Nelson Melo / O Estado

Atualizada em 11/10/2022 às 12h22
Um dos pacotes estranhos encontrados na manhã do dia 23 de setembro, na Praia de São Marcos
Um dos pacotes estranhos encontrados na manhã do dia 23 de setembro, na Praia de São Marcos (pacotes)

No mês passado, “pacotes estranhos” foram encontrados na Praia de São Marcos, em São Luís, o que chamou a atenção de banhistas. Os objetos, que têm um aspecto de borracha sintética, também foram localizados em outros estados, como Alagoas, Pernambuco, Paraíba, Ceará e Rio Grande do Norte. Segundo uma pesquisa da Universidade Federal do Ceará (UFC), as caixas misteriosas seriam provenientes de um navio alemão, que naufragou no litoral nordestino em 1944, durante a Segunda Guerra Mundial.

Os membros do Instituto de Ciências do Mar (Labomar), da UFC, que analisaram os fardos de borracha, encontrados nas praias cearenses do Serviluz, Aracati, Camocim, Caucaia, São Gonçalo do Amarante, Trairi e Pecém, fizeram a descoberta quando tentavam identificar de onde se originaram as manchas de óleo que surgiram no litoral do Nordeste. Cerca de 200 caixas misteriosas foram achadas na costa do Ceará no segundo semestre do ano passado.

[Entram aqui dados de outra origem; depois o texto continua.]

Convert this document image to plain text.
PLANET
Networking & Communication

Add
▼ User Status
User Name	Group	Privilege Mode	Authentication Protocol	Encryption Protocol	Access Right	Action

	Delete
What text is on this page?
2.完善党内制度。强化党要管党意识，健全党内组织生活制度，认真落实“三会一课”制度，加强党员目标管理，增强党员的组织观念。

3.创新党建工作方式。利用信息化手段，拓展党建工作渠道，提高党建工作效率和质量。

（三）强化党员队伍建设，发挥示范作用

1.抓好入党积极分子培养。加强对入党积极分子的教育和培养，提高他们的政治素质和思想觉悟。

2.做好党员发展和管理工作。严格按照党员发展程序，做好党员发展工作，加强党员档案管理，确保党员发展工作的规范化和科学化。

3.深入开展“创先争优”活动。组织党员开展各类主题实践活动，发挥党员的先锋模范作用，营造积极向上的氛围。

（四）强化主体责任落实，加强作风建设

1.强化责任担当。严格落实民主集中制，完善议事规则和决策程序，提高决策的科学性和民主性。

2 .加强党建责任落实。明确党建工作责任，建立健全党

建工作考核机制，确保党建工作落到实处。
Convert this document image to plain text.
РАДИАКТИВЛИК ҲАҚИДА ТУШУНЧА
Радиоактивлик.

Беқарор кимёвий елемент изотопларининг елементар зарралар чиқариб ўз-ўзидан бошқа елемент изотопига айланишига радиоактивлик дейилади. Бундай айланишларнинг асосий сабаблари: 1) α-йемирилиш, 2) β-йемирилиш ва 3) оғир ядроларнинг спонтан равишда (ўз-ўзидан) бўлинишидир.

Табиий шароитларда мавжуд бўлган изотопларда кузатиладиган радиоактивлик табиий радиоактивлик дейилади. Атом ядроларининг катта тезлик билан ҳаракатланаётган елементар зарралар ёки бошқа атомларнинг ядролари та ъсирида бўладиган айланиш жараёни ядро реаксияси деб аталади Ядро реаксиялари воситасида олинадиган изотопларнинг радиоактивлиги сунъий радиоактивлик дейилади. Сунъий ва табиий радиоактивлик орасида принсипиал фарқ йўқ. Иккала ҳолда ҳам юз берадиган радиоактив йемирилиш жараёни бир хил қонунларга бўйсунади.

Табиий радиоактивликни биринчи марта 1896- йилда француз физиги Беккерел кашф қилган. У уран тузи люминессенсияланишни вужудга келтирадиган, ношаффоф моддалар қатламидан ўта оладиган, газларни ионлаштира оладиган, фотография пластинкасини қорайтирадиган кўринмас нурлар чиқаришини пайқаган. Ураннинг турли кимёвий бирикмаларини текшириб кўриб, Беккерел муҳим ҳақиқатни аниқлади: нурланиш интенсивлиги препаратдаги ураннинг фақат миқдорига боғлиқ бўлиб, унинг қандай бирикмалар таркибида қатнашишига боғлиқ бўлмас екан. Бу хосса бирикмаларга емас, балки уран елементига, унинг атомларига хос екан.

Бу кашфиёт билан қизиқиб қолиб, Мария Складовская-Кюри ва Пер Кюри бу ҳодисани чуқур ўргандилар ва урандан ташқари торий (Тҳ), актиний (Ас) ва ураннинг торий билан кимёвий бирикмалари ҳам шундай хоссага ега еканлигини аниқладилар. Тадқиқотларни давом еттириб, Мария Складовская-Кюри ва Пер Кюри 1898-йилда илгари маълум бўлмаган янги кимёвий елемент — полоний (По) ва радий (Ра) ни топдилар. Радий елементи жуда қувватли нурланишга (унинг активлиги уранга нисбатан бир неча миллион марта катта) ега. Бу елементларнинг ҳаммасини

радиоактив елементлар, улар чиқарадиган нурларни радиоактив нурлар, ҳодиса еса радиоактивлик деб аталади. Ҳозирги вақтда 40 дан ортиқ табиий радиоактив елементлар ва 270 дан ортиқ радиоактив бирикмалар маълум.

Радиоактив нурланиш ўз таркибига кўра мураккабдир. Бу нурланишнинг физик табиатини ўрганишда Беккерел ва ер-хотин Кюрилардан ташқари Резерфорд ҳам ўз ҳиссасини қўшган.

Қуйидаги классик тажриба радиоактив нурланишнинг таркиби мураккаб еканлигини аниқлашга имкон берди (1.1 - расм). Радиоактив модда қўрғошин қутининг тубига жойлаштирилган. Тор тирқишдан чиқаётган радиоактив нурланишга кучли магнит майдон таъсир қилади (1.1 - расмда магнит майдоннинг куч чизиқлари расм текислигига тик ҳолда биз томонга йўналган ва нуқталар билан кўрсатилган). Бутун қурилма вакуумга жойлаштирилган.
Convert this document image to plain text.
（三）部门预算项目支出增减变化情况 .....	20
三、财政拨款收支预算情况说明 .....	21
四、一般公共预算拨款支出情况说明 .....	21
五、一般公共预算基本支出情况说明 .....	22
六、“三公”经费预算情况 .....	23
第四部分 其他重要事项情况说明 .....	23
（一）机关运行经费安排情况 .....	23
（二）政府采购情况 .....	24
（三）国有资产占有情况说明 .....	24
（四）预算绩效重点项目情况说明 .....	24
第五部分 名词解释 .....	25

Segundo o oceanógrafo físico Carlos Teixeira, do Labomar, o navio de onde possivelmente os pacotes são originários utilizava, de forma estratégica, o nome brasileiro “SS Rio Grande”, como uma tentativa de o Estado alemão se disfarçar dos inimigos de guerra. A embarcação era carregada com os fardos de borracha e foi afundado pela Força Aére dos Estados Unidos da Améric, um ano antes do fim da Segunda Guerra Mundial.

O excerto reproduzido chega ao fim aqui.